Fleetwood Mac – Mystery To Me (REPRISE 1973) ****
Still underrated, the Mac LPs McVie and Bob Welch made together – of which this is the undoubted standout – have a mellow West Coast jazz dreaminess and hazy harmonic beauty that points towards Mac’s future reinvention and sounds eerily akin to proto-Steely Dan. “I love Steely Dan,” says McVie. “Of course, we were doing that sound before them. I wonder if we were an influence?”
Fleetwood Mac – Tango In The Night (WARNER BROS, 1987) ****
“I’m very good at coming up with lyrics, songs and hooks, and Lindsey is very good at making it 3D,” says McVie. As Mark Blake astutely pointed out in MOJO 282, Tango In The Night is a perfect Mac showcase for McVie and Buckingham’s musical partnership, the album’s two real pop highlights – Everywhere and Little Lies – both written by her and given that added extra dimension by his studio magic.
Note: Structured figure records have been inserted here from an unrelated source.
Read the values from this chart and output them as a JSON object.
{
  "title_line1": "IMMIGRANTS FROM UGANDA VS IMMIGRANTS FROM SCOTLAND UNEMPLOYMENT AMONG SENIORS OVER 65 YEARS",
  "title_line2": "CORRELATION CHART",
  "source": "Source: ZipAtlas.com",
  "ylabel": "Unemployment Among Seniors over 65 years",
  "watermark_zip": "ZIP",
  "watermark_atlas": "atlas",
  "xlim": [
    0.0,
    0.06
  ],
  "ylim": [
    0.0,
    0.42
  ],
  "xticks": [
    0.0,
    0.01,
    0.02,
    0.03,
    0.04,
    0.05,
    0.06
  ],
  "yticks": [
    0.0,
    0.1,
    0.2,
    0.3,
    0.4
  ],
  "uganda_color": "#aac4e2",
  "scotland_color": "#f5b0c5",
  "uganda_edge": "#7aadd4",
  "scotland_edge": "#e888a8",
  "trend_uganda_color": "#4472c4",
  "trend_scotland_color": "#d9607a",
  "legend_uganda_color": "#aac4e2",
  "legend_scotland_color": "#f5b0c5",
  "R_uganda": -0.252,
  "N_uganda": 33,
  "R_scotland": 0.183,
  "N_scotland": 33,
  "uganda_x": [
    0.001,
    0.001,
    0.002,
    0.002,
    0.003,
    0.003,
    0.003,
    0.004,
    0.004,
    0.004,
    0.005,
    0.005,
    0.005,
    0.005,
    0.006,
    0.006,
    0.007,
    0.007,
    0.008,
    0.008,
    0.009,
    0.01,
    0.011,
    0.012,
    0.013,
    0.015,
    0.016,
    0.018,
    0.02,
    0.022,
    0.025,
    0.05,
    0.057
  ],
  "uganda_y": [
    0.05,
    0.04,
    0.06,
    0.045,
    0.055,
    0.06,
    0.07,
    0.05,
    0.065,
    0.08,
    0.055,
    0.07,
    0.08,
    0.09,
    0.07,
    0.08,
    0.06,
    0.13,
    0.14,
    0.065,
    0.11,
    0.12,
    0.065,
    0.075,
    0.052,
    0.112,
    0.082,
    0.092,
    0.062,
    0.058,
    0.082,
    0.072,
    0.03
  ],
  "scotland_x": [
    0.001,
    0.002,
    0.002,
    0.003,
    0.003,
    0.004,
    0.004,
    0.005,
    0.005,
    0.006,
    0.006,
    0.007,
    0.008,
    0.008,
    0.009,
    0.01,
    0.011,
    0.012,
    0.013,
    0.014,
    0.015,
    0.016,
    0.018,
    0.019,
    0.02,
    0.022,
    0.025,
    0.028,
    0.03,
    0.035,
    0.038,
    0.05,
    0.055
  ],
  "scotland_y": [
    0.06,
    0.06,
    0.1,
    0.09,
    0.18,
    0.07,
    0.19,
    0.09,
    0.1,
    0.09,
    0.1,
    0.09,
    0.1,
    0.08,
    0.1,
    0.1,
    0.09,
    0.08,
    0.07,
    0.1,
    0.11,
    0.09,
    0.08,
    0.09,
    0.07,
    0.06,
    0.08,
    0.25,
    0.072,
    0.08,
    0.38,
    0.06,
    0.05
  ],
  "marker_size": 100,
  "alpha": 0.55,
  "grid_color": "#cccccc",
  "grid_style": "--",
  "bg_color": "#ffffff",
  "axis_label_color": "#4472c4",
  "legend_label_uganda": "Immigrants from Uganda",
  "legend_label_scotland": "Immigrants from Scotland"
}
Christine McVie – In The Meantime (SANCTUARY, 2004) ****
“That was therapy,” says McVie, of this deeply personal solo LP Pro-Tooled with her nephew Dan, as she languished in the English countryside. “I was coming out of a relationship and just got it all off my chest. It’s about the darkest thing I’ve ever written… I was completely paranoid and uncomfortable doing it.I don’t think it sold anything but the point was to prove I could still write, still play, still sing.”
WE’RE NOT WORTHY
Field Music’s Peter Brewis on Christine McVie’s “disguised drama”. “My favourite Christine McVie song is Think About Me from Tusk. It’s just full of dignified emotion and disguised drama. Her love songs are never trite. A song like Everywhere is so beautiful and yet really simple. It’s that deceptive simplicity that we all aspire to.”